The interstate has plenty of needs. Right now, Rhode Island is wrapping up a decade-long project to reroute traffic through downtown Providence, but the state will be paying for this project, called the Iway, out of its share of federal highway money for another 12 years. Now, the state is starting to fix up the Pawtucket River bridge, near Massachusetts, where the heavy trucks are being diverted. Repairs on that bridge alone will cost the state half of its annual federal apportionment, Lewis says. Next on the list of repairs is the Providence viaduct.
So far, though, US Transportation Secretary Ray LaHood has been skeptical. "If a state or a governor or DOT wants to add capacity or two lanes on each side, we think that’s a good use of tolls, and we have supported that kind of approach," he told a Rhode Island television station. "We don’t support the kind of approach, though, for roads that have already been built with taxpayer dollars then to be tolled."
Lewis hopes LaHood will change his tune once Rhode Island submits its proposal, most likely this summer. In any event, the state is a long way from putting up toll booths. The General Assembly would still have to approve the plan, and engineering work would have to be done. The toll plazas would not open for at least another two years.
Challenging restrictions
With the highway bill being rewritten and states scrambling for more road money, the issue of tolling interstates is not likely to go away soon. "Bake sales," Lewis says, "aren't going to do this."

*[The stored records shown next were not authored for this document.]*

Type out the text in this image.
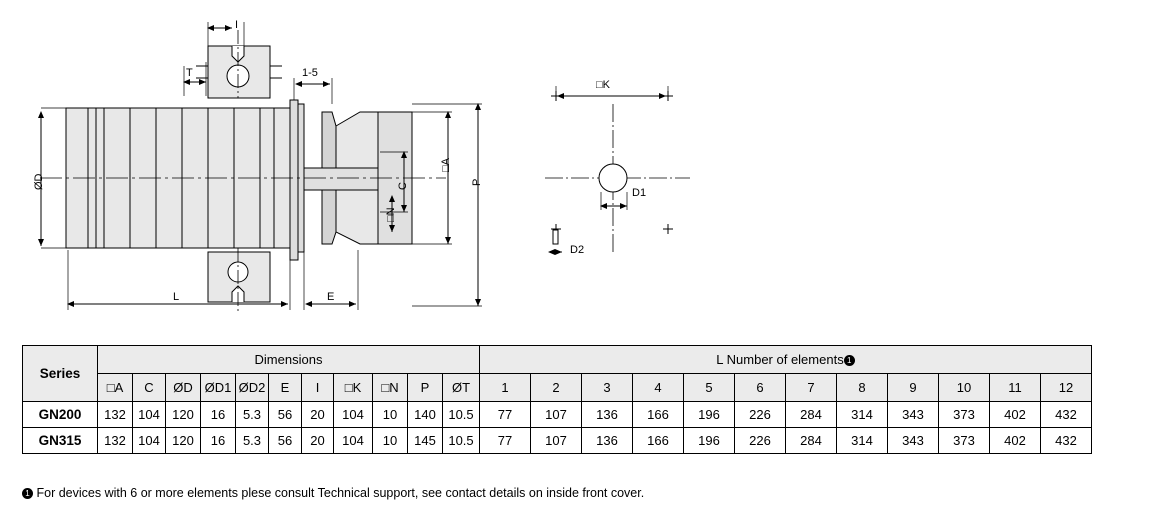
ØD
T
I
1-5
□A
C
□N
P
L	E
□K
D1
D2
Series	Dimensions											L Number of elements 1											
	□A	C	ØD	ØD1	ØD2	E	I	□K	□N	P	ØT	1	2	3	4	5	6	7	8	9	10	11	12
GN200	132	104	120	16	5.3	56	20	104	10	140	10.5	77	107	136	166	196	226	284	314	343	373	402	432
GN315	132	104	120	16	5.3	56	20	104	10	145	10.5	77	107	136	166	196	226	284	314	343	373	402	432
1 For devices with 6 or more elements plese consult Technical support, see contact details on inside front cover.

Tolling, for example, is part of the discussion of how to improve North Carolina’s stretch of Interstate 95. The state is in the middle of a two-year study on the future of the aging highway, and officials there have said that tolling is one of the options on the table.
The federal restrictions on tolling were put into place originally so that motorists would not have to pay twice to use the highways: once at the pump, when they pay a gas tax, and a second time at the toll booth. But some of the roads that were built under the original program are now more than half a century old. "You can argue," says Ron Utt of the Heritage Foundation, "that these projects have been fully depreciated."
Allowing tolls on interstates, Utt says, could become the "fallback position" for members of Congress, who have few other options for finding more road money. It would also put the onus on state officials, who would have to choose whether to raise tolls and how to spend the money.
"This could be a big deal if this is part of the reauthorization," Utt says, "but at the same time it really depends on whether the states are going to use the opportunities provided to them."